使用 pandas/matplotlib/python，我无法将我的 csv 文件可视化为集群

Posted 2023-03-11

技术标签:

【中文标题】使用 pandas/matplotlib/python，我无法将我的 csv 文件可视化为集群【英文标题】：Using pandas/matplotlib/python, I cannot visualize my csv file as clusters 【发布时间】：2015-09-24 00:45:39 【问题描述】：

我的 csv 文件是， https://github.com/camenergydatalab/EnergyDataSimulationChallenge/blob/master/challenge2/data/total_watt.csv

我想将此 csv 文件可视化为集群。我的理想结果是下图。（较高的点（红色区域）将是较高的能源消耗，较低的点（蓝色区域）将是较低的能源消耗。）

我想将 x 轴设置为日期（例如 2011-04-18），将 y 轴设置为时间（例如 13:22:00），将 z 轴设置为能耗（例如 925.840613752523）。
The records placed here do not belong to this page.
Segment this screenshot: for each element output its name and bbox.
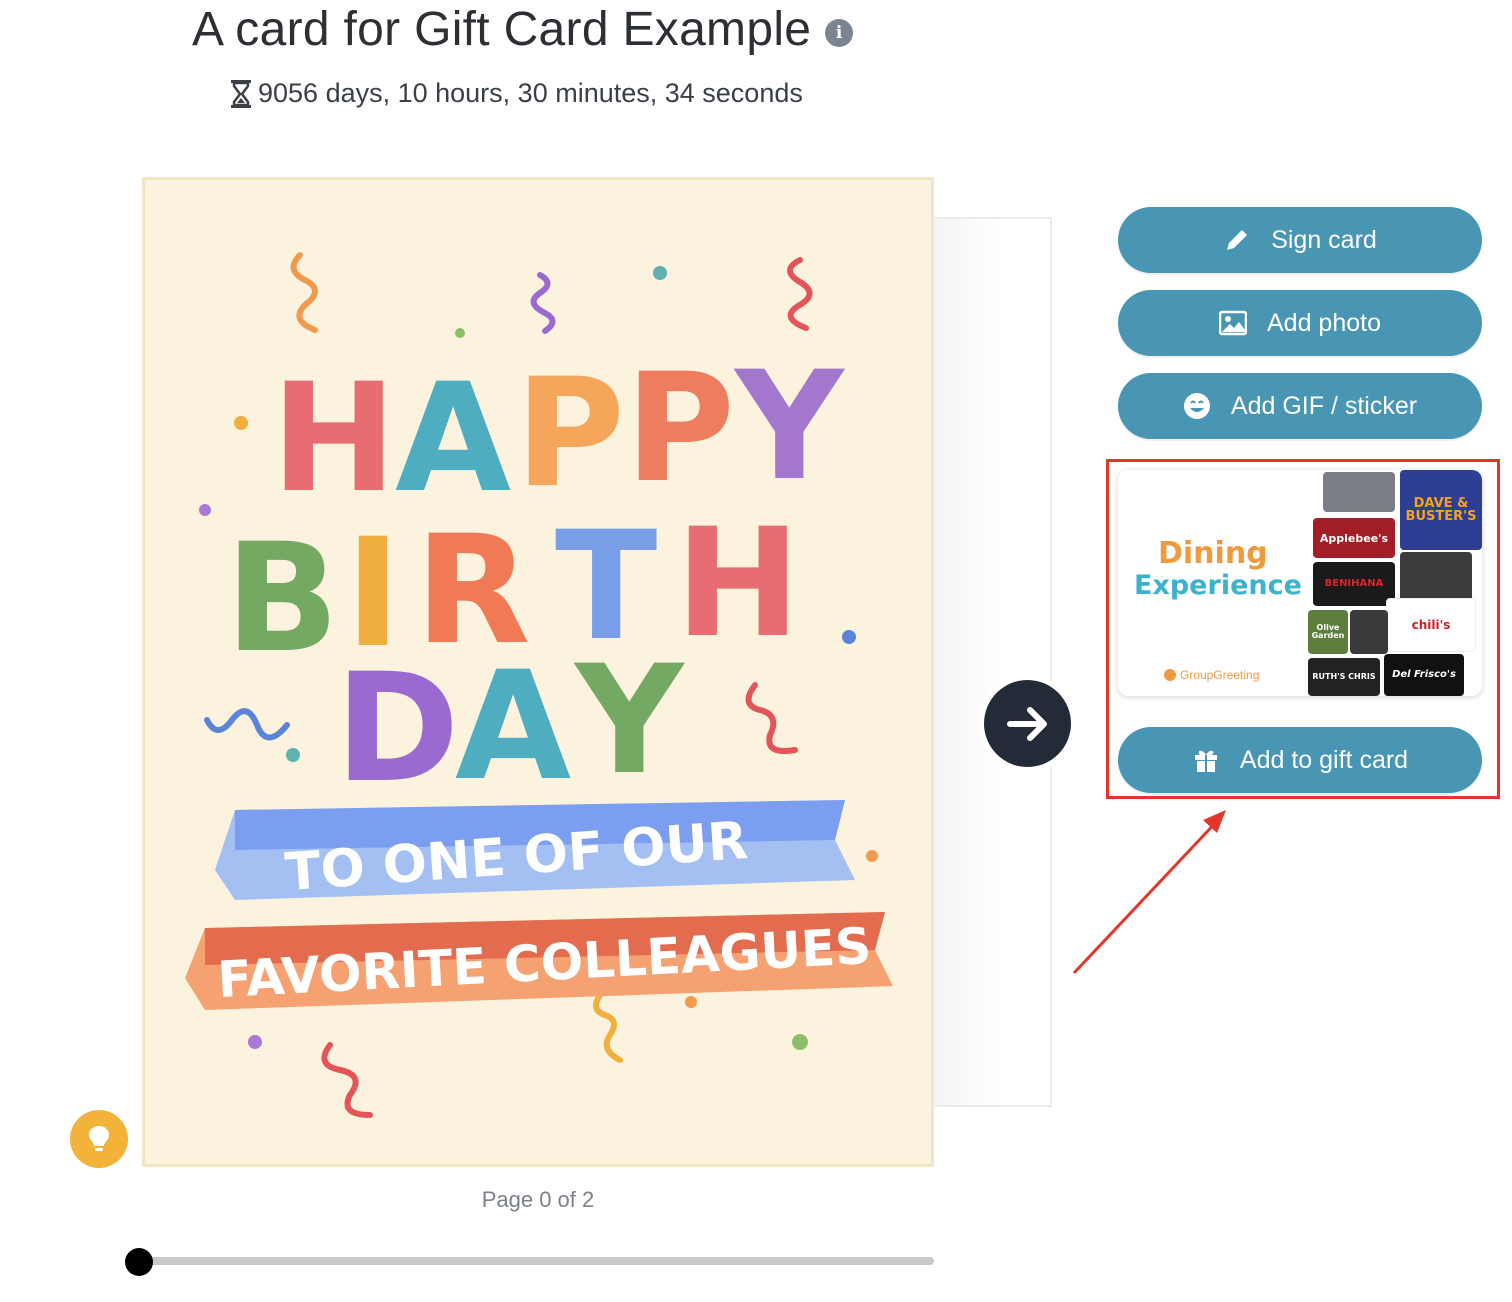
image-icon bbox=[1219, 309, 1247, 337]
gift-card-applebees: Applebee's bbox=[1313, 518, 1395, 558]
groupgreeting-logo-icon bbox=[1164, 669, 1176, 681]
arrow-right-icon bbox=[1006, 706, 1047, 741]
pencil-icon bbox=[1223, 226, 1251, 254]
add-photo-button[interactable]: Add photo bbox=[1118, 290, 1482, 356]
card-cover: H A P P Y B I R T H D A Y TO ONE OF OUR … bbox=[142, 177, 934, 1167]
letter-y2: Y bbox=[573, 634, 686, 808]
letter-b: B bbox=[225, 512, 339, 686]
page-title: A card for Gift Card Example i bbox=[192, 2, 854, 57]
gift-card-chilis: chili's bbox=[1386, 598, 1476, 652]
smile-icon bbox=[1183, 392, 1211, 420]
annotation-arrow bbox=[1072, 810, 1226, 975]
page-slider-track[interactable] bbox=[140, 1257, 934, 1265]
gift-card-tile bbox=[1323, 472, 1395, 512]
gift-card-tile bbox=[1400, 552, 1472, 602]
add-photo-label: Add photo bbox=[1267, 308, 1381, 337]
next-page-button[interactable] bbox=[984, 680, 1071, 767]
letter-h2: H bbox=[675, 497, 801, 671]
sign-card-button[interactable]: Sign card bbox=[1118, 207, 1482, 273]
letter-p1: P bbox=[515, 347, 625, 521]
countdown: 9056 days, 10 hours, 30 minutes, 34 seco… bbox=[230, 78, 803, 109]
countdown-text: 9056 days, 10 hours, 30 minutes, 34 seco… bbox=[258, 78, 803, 108]
page-indicator: Page 0 of 2 bbox=[481, 1187, 595, 1212]
info-icon[interactable]: i bbox=[825, 18, 854, 47]
sign-card-label: Sign card bbox=[1271, 225, 1377, 254]
letter-a2: A bbox=[455, 640, 571, 814]
letter-h1: H bbox=[271, 352, 397, 526]
gift-title-line2: Experience bbox=[1134, 570, 1302, 601]
hourglass-icon bbox=[231, 79, 251, 108]
card-back-page bbox=[930, 217, 1052, 1107]
day-letters: D A Y bbox=[335, 634, 686, 816]
page-title-text: A card for Gift Card Example bbox=[192, 3, 812, 56]
gift-card-ruths: RUTH'S CHRIS bbox=[1308, 658, 1380, 696]
lightbulb-icon bbox=[89, 1126, 109, 1151]
add-gif-sticker-button[interactable]: Add GIF / sticker bbox=[1118, 373, 1482, 439]
add-to-gift-card-button[interactable]: Add to gift card bbox=[1118, 727, 1482, 793]
gift-card-dave: DAVE & BUSTER'S bbox=[1400, 470, 1482, 550]
gift-icon bbox=[1192, 746, 1220, 774]
letter-a1: A bbox=[395, 352, 511, 526]
gift-brand-label: GroupGreeting bbox=[1180, 668, 1260, 682]
gift-card-delfriscos: Del Frisco's bbox=[1384, 654, 1464, 696]
gift-title-line1: Dining bbox=[1158, 536, 1268, 571]
letter-y1: Y bbox=[733, 340, 846, 514]
birthday-artwork: H A P P Y B I R T H D A Y TO ONE OF OUR … bbox=[185, 252, 893, 1118]
add-gif-sticker-label: Add GIF / sticker bbox=[1230, 391, 1418, 420]
tips-button[interactable] bbox=[70, 1110, 128, 1168]
add-to-gift-card-label: Add to gift card bbox=[1239, 745, 1409, 774]
letter-d: D bbox=[335, 642, 460, 816]
page-slider-thumb[interactable] bbox=[125, 1248, 153, 1276]
gift-card-olive: Olive Garden bbox=[1308, 610, 1348, 654]
gift-card-preview[interactable]: Dining Experience GroupGreeting DAVE & B… bbox=[1118, 470, 1482, 696]
gift-card-tile bbox=[1350, 610, 1388, 654]
gift-brand: GroupGreeting bbox=[1164, 668, 1259, 682]
letter-p2: P bbox=[625, 342, 735, 516]
gift-card-benihana: BENIHANA bbox=[1313, 562, 1395, 606]
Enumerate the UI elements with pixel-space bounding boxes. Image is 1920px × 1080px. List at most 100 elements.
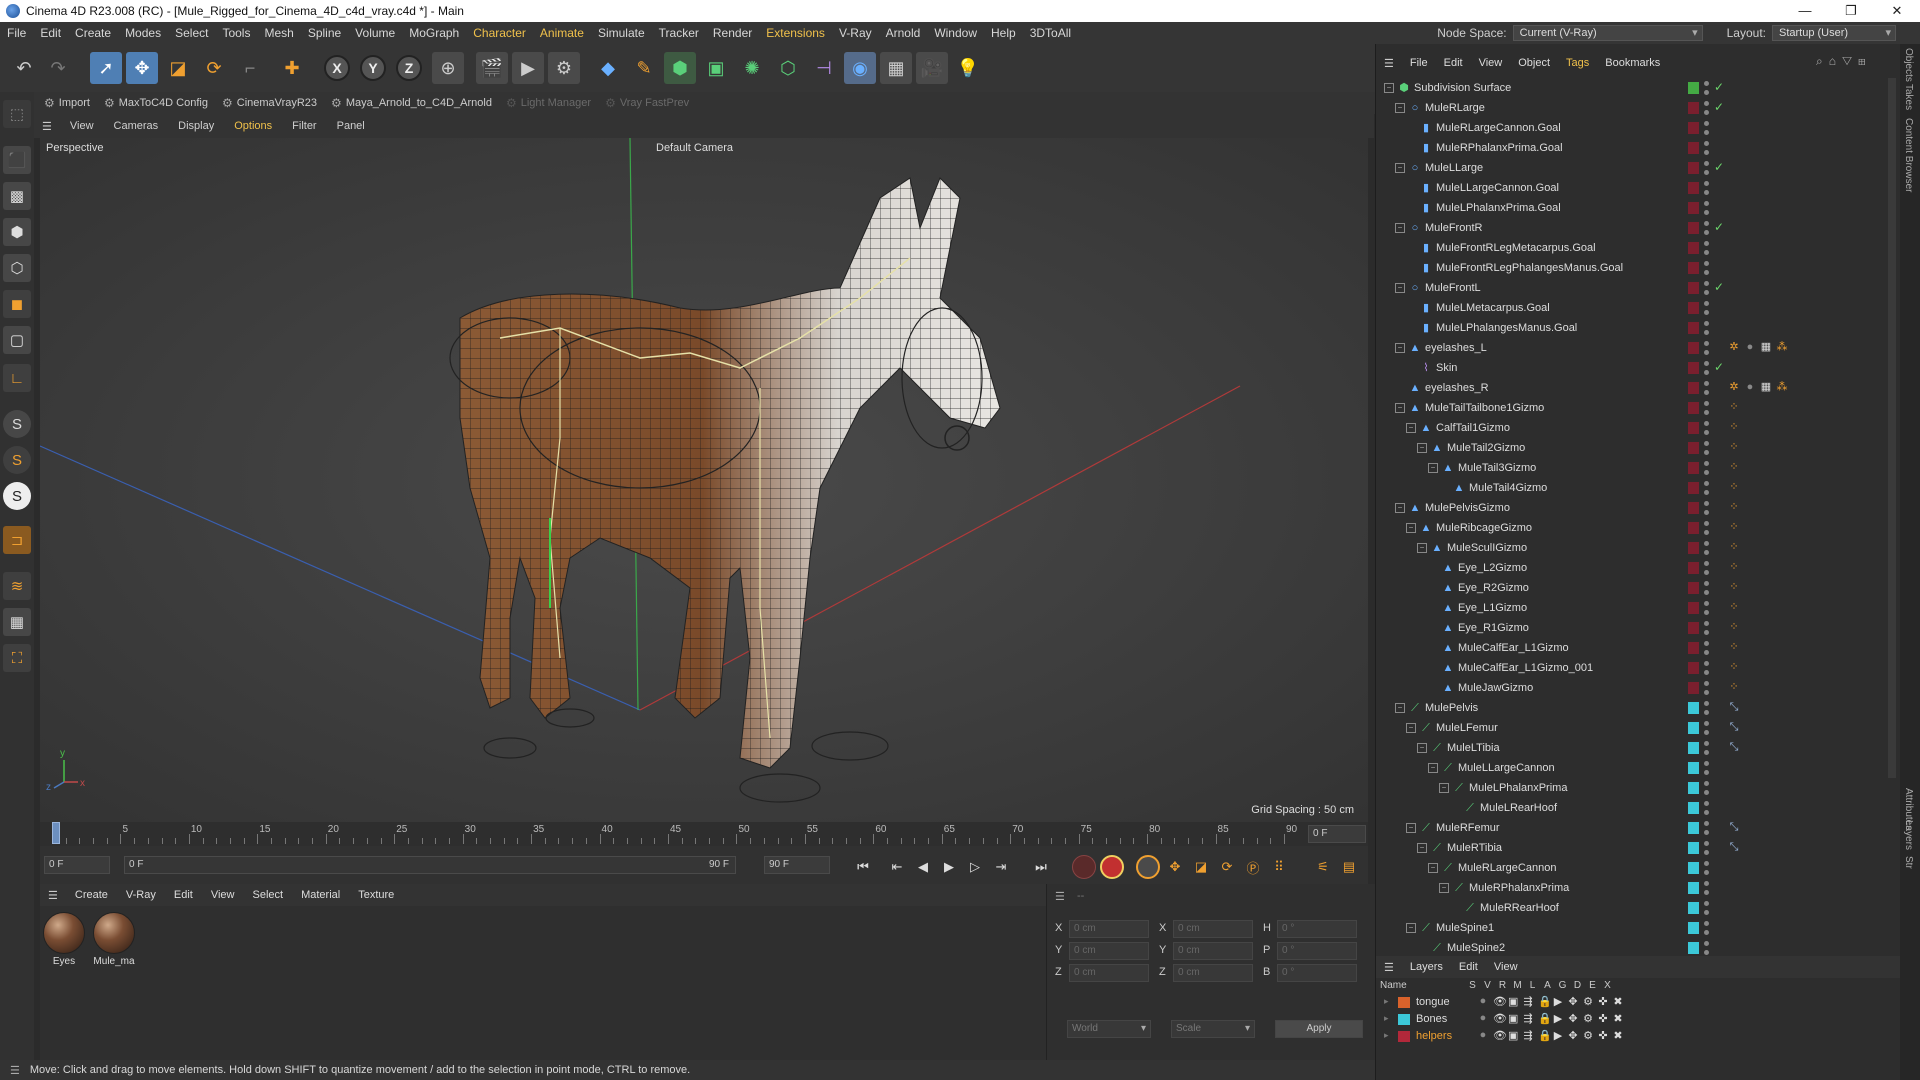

我使用以下程序成功地将 csv 数据文件可视化为每 30 分钟的值。

from matplotlib import style
from matplotlib import pylab as plt
import numpy as np

style.use('ggplot')

filename='total_watt.csv'
date=[]
number=[]

import csv
with open(filename, 'rb') as csvfile:
    csvreader = csv.reader(csvfile, delimiter=',', quotechar='|')
    for row in csvreader:
        if len(row) ==2 :
            date.append(row[0])
            number.append(row[1])

number=np.array(number)

import datetime
for ii in range(len(date)):
    date[ii]=datetime.datetime.strptime(date[ii], '%Y-%m-%d %H:%M:%S')

plt.plot(date,number)

plt.title('Example')
plt.ylabel('Y axis')
plt.xlabel('X axis')

plt.show()

我还成功地使用以下程序将 csv 数据文件可视化为每天的值。

from matplotlib import style
from matplotlib import pylab as plt
import numpy as np
import pandas as pd

style.use('ggplot')

filename='total_watt.csv'
date=[]
number=[]

import csv
with open(filename, 'rb') as csvfile:

    df = pd.read_csv('total_watt.csv', parse_dates=[0], index_col=[0])
    df = df.resample('1D', how='sum')





import datetime
for ii in range(len(date)):
    date[ii]=datetime.datetime.strptime(date[ii], '%Y-%m-%d %H:%M:%S')

plt.plot(date,number)

plt.title('Example')
plt.ylabel('Y axis')
plt.xlabel('X axis')

df.plot()
plt.show()

虽然我可以将 csv 文件可视化为每 30 分钟和每天的值，但我不知道将 csv 数据可视化为 3D 中的集群..

我该如何编程...？

【问题讨论】：

很难从这张图片中准确地看出你想要什么，无论如何你可以解释得更好一点吗？我现在的想法是，您想将日期和时间分开，并将日期用作 x 轴，将时间用作 y 轴，然后将数据用作 z 轴。另请注意，您不必在执行pd.read_csv() 之前打开 csv 文件。我目前不在家里的电脑前，但我回家后也许可以。感谢您的评论，NightHallow。感谢您的评论，NightHallow！我想用 3D 图表中的能量数据可视化，当能量消耗高时为红色，当能量消耗低时为蓝色。抱歉，很难解释我想要什么..lol 【参考方案1】：

您的主要问题可能只是重塑您的数据，以便您在一个维度上拥有日期，而在另一个维度上拥有时间。一旦你这样做了，你就可以使用你最喜欢的任何绘图（这里我使用了 matplotlib 的 mplot3d，但它有一些怪癖）。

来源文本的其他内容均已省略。